The Federal Reserve, looking to speed up the approval process, has quietly resurrected a practice it nixed during the late-1990s merger boom: preliminary vetting of deals-in-progress.
The Fed on Wednesday released a three-page policy letter outlining an optional "pre-filing" process for banks it oversees with $10 billion in assets or less that "could shorten the review period for many formal applications."
Pre-filings resemble the "draft applications" the Fed stopped accepting after a broad overhaul of bank holding company rules in 1997, when a surge in mergers made it logistically difficult for the regulator to handle a glut of formal and preliminary applications, industry experts say.
"The Fed has been trying very hard over the last six months or so to speed up the processing of applications, which have been very slow in the credit crisis," says Chip MacDonald, a partner with Jones Day in Atlanta. "It'll clearly allow [banks] to determine whether an application is viable or not and what [they] might have to do to make it viable."
So why bring pre-filing back now?
Mergers have gotten more complicated in the last five years, as the financial crisis saddled banks with bad assets and new mandates. Experts say that such complexity has slowed down the pace of mergers and regulatory approvals. As activity accelerates, the Fed is trying to help small banks and creative deal makers work out potential kinks before they submit an official application.
Multiple time-related mandates buried throughout the Bank Holding Company Act of 1956 have always made the Fed a bigger stickler for tighter deadlines, compared to the Federal Deposit Insurance Corp. or the Office of the Comptroller of the Currency, industry experts say.
In recent years, sophisticated acquirers have made it standard practice to give their regulator an informal glimpse at a potential merger before pulling the trigger.
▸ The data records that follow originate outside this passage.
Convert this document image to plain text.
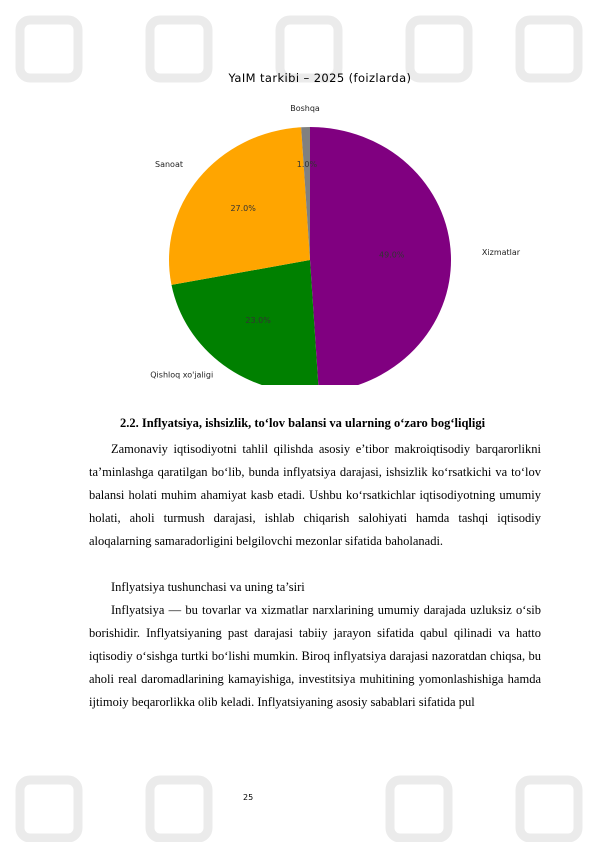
YaIM tarkibi – 2025 (foizlarda)
49.0%	Xizmatlar
23.0%
Qishloq xo'jaligi
27.0%
Sanoat	1.0%
Boshqa
2.2. Inflyatsiya, ishsizlik, to‘lov balansi va ularning o‘zaro bog‘liqligi

Zamonaviy iqtisodiyotni tahlil qilishda asosiy e’tibor makroiqtisodiy barqarorlikni ta’minlashga qaratilgan bo‘lib, bunda inflyatsiya darajasi, ishsizlik ko‘rsatkichi va to‘lov balansi holati muhim ahamiyat kasb etadi. Ushbu ko‘rsatkichlar iqtisodiyotning umumiy holati, aholi turmush darajasi, ishlab chiqarish salohiyati hamda tashqi iqtisodiy aloqalarning samaradorligini belgilovchi mezonlar sifatida baholanadi.

Inflyatsiya tushunchasi va uning ta’siri

Inflyatsiya — bu tovarlar va xizmatlar narxlarining umumiy darajada uzluksiz o‘sib borishidir. Inflyatsiyaning past darajasi tabiiy jarayon sifatida qabul qilinadi va hatto iqtisodiy o‘sishga turtki bo‘lishi mumkin. Biroq inflyatsiya darajasi nazoratdan chiqsa, bu aholi real daromadlarining kamayishiga, investitsiya muhitining yomonlashishiga hamda ijtimoiy beqarorlikka olib keladi. Inflyatsiyaning asosiy sabablari sifatida pul

25
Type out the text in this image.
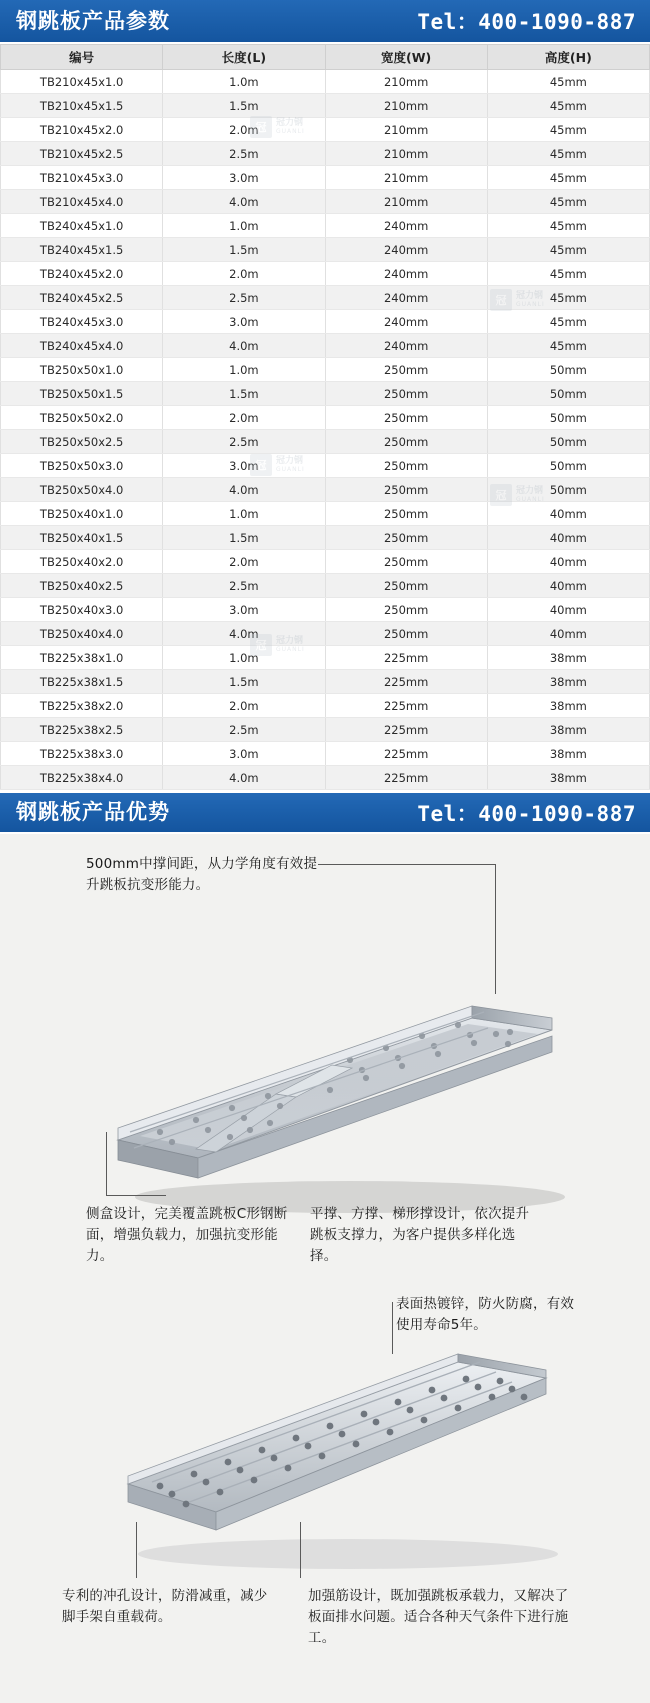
钢跳板产品参数	Tel：400-1090-887
编号	长度(L)	宽度(W)	高度(H)
TB210x45x1.0	1.0m	210mm	45mm
TB210x45x1.5	1.5m	210mm	45mm
TB210x45x2.0	2.0m	210mm	45mm
TB210x45x2.5	2.5m	210mm	45mm
TB210x45x3.0	3.0m	210mm	45mm
TB210x45x4.0	4.0m	210mm	45mm
TB240x45x1.0	1.0m	240mm	45mm
TB240x45x1.5	1.5m	240mm	45mm
TB240x45x2.0	2.0m	240mm	45mm
TB240x45x2.5	2.5m	240mm	45mm
TB240x45x3.0	3.0m	240mm	45mm
TB240x45x4.0	4.0m	240mm	45mm
TB250x50x1.0	1.0m	250mm	50mm
TB250x50x1.5	1.5m	250mm	50mm
TB250x50x2.0	2.0m	250mm	50mm
TB250x50x2.5	2.5m	250mm	50mm
TB250x50x3.0	3.0m	250mm	50mm
TB250x50x4.0	4.0m	250mm	50mm
TB250x40x1.0	1.0m	250mm	40mm
TB250x40x1.5	1.5m	250mm	40mm
TB250x40x2.0	2.0m	250mm	40mm
TB250x40x2.5	2.5m	250mm	40mm
TB250x40x3.0	3.0m	250mm	40mm
TB250x40x4.0	4.0m	250mm	40mm
TB225x38x1.0	1.0m	225mm	38mm
TB225x38x1.5	1.5m	225mm	38mm
TB225x38x2.0	2.0m	225mm	38mm
TB225x38x2.5	2.5m	225mm	38mm
TB225x38x3.0	3.0m	225mm	38mm
TB225x38x4.0	4.0m	225mm	38mm
冠	冠力钢
GUANLI
冠	冠力钢
GUANLI
冠	冠力钢
GUANLI
冠	冠力钢
GUANLI
冠	冠力钢
GUANLI
钢跳板产品优势	Tel：400-1090-887
500mm中撑间距，从力学角度有效提升跳板抗变形能力。
侧盒设计，完美覆盖跳板C形钢断面，增强负载力，加强抗变形能力。
平撑、方撑、梯形撑设计，依次提升跳板支撑力，为客户提供多样化选择。
表面热镀锌，防火防腐，有效使用寿命5年。
专利的冲孔设计，防滑减重，减少脚手架自重载荷。
加强筋设计，既加强跳板承载力，又解决了板面排水问题。适合各种天气条件下进行施工。
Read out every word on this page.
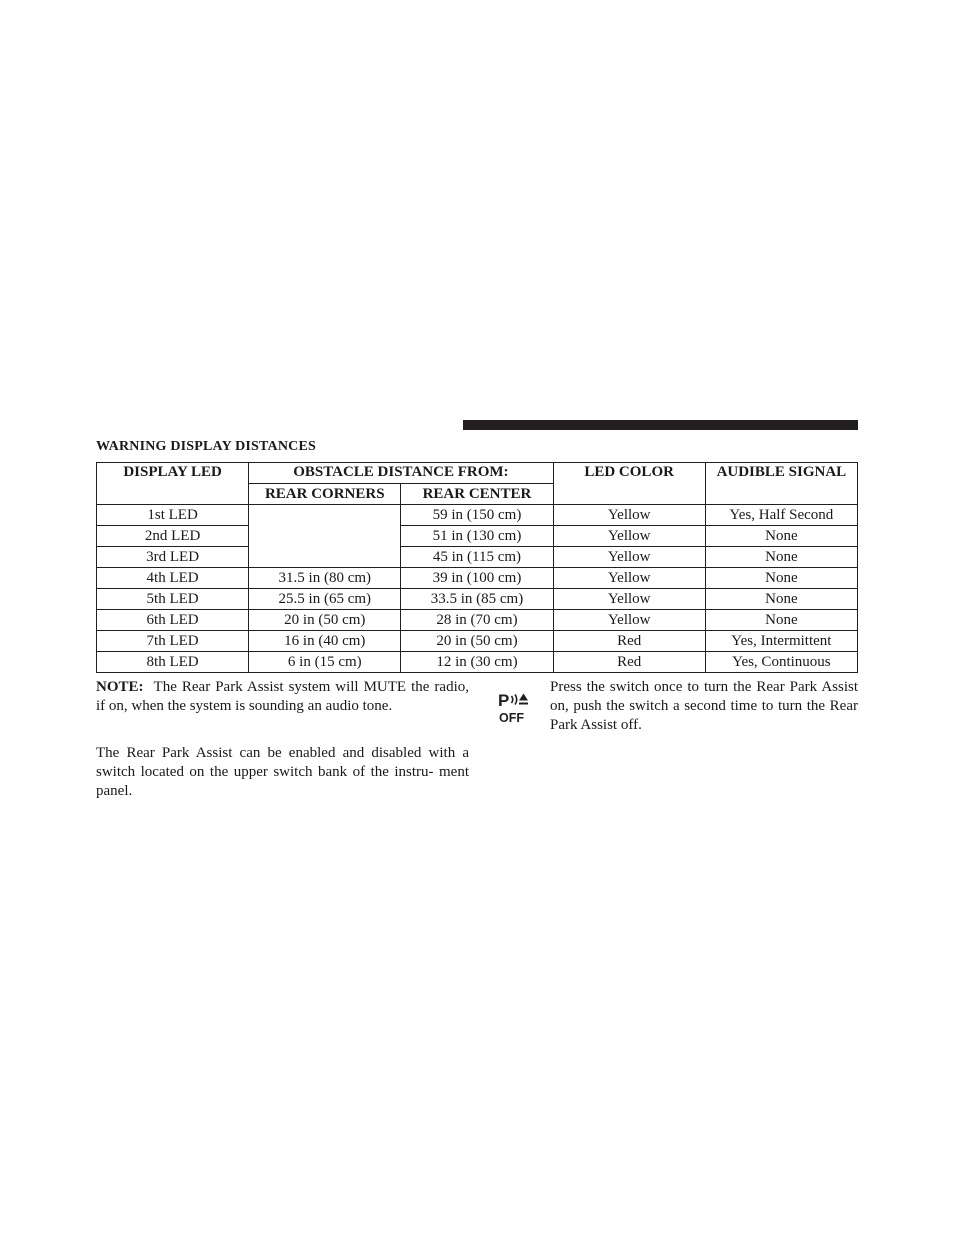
WARNING DISPLAY DISTANCES
DISPLAY LED	OBSTACLE DISTANCE FROM:		LED COLOR	AUDIBLE SIGNAL
	REAR CORNERS	REAR CENTER		
1st LED		59 in (150 cm)	Yellow	Yes, Half Second
2nd LED		51 in (130 cm)	Yellow	None
3rd LED		45 in (115 cm)	Yellow	None
4th LED	31.5 in (80 cm)	39 in (100 cm)	Yellow	None
5th LED	25.5 in (65 cm)	33.5 in (85 cm)	Yellow	None
6th LED	20 in (50 cm)	28 in (70 cm)	Yellow	None
7th LED	16 in (40 cm)	20 in (50 cm)	Red	Yes, Intermittent
8th LED	6 in (15 cm)	12 in (30 cm)	Red	Yes, Continuous
NOTE: The Rear Park Assist system will MUTE the radio, if on, when the system is sounding an audio tone.
The Rear Park Assist can be enabled and disabled with a switch located on the upper switch bank of the instru- ment panel.
P
OFF
Press the switch once to turn the Rear Park Assist on, push the switch a second time to turn the Rear Park Assist off.
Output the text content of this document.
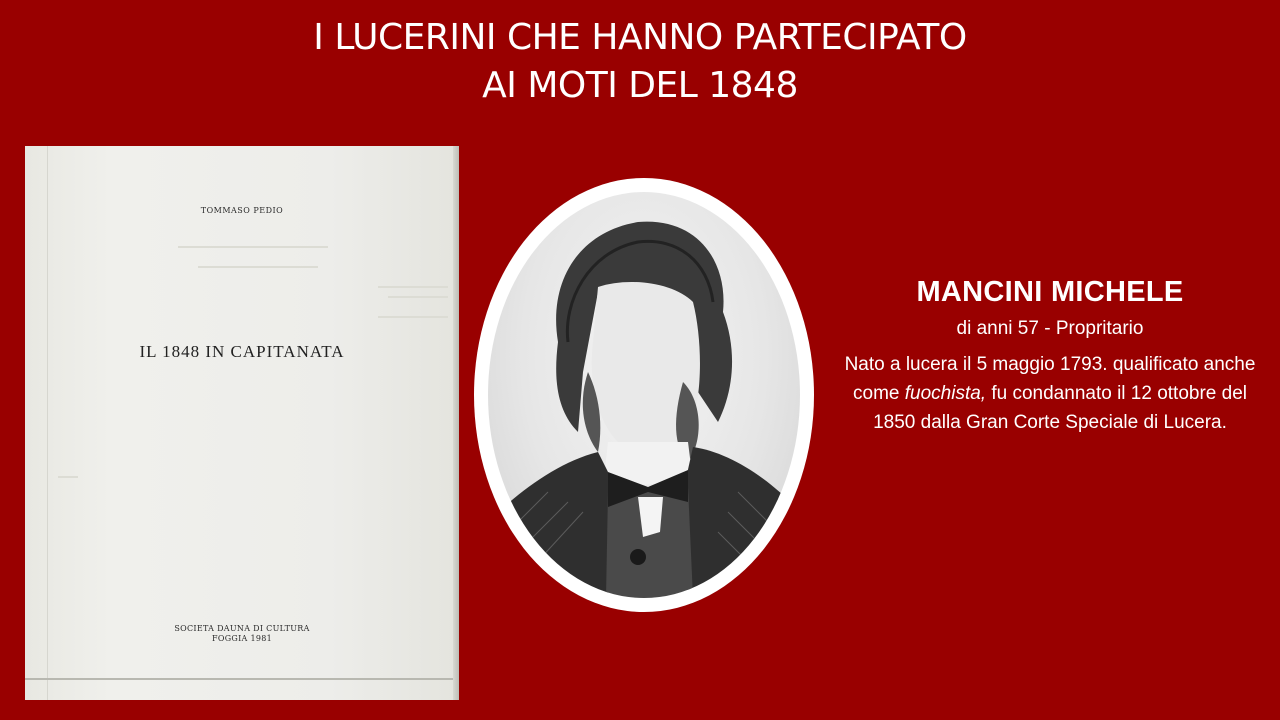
I LUCERINI CHE HANNO PARTECIPATO
AI MOTI DEL 1848
TOMMASO PEDIO
IL 1848 IN CAPITANATA
SOCIETA DAUNA DI CULTURA
FOGGIA 1981
MANCINI MICHELE
di anni 57 - Propritario
Nato a lucera il 5 maggio 1793. qualificato anche come fuochista, fu condannato il 12 ottobre del 1850 dalla Gran Corte Speciale di Lucera.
The policy unveiled last week codifies this practice for untested buyers and for acquirers that are pursuing particularly tricky deals, the policy statement says.
It "can be very useful in helping organizations understand relevant issues and the overall process," the statement says. "The pre-filing process is not expected to be typically used by organizations that frequently file proposals with the Federal Reserve."
The Fed says it may take up to two months to review and reply to each pre-filing, which may include post-merger financial data, a draft of the deal proposal, details of the merger structure and offering documents.
The Fed stresses that the early review "is not part of the formal review." It is also "not intended to identify or resolve all issues or concerns" about a deal, nor is it "to be a forum for negotiating the structure."
Acquirers may send requests for the early reviews electronically to their local Fed office. While the aim is to process early reviews "swiftly," pre-filings will have secondary priority to formal applications and notices, the paper states. That could discourage some buyers from making a pre-filing, industry experts say. A benefit of informal pre-deal meetings is that parties often get an immediate sense of where regulators stand on a transaction. A buyer may be discouraged from doing a pre-filing that could take up to two months to be processed, experts say.
Bankers may be wary of leaving paper trails that could become public. While draft applications were entirely confidential as a rule, the Fed says in its policy statement that applicants must request to keep certain information remain private and shielded from the Freedom of Information Act. Pre-filings will not be published in the Fed's weekly updates on bank applications and reports received.
The Fed did not return calls seeking comment.
The policy paper is a positive step to smoothing out the application process despite the questions it raises, says Jacob Lutz 3rd, a partner and leader of the financial institutions practice at Troutman Sanders.
"It is recognition by the Federal Reserve that in the post-Dodd-Frank era, bank counsel and bankers find it absolutely necessary to have a pre-filing discussion with the appropriate regulators," Lutz says. "The concern is whether this formal pre-filing process will undercut informal vetting.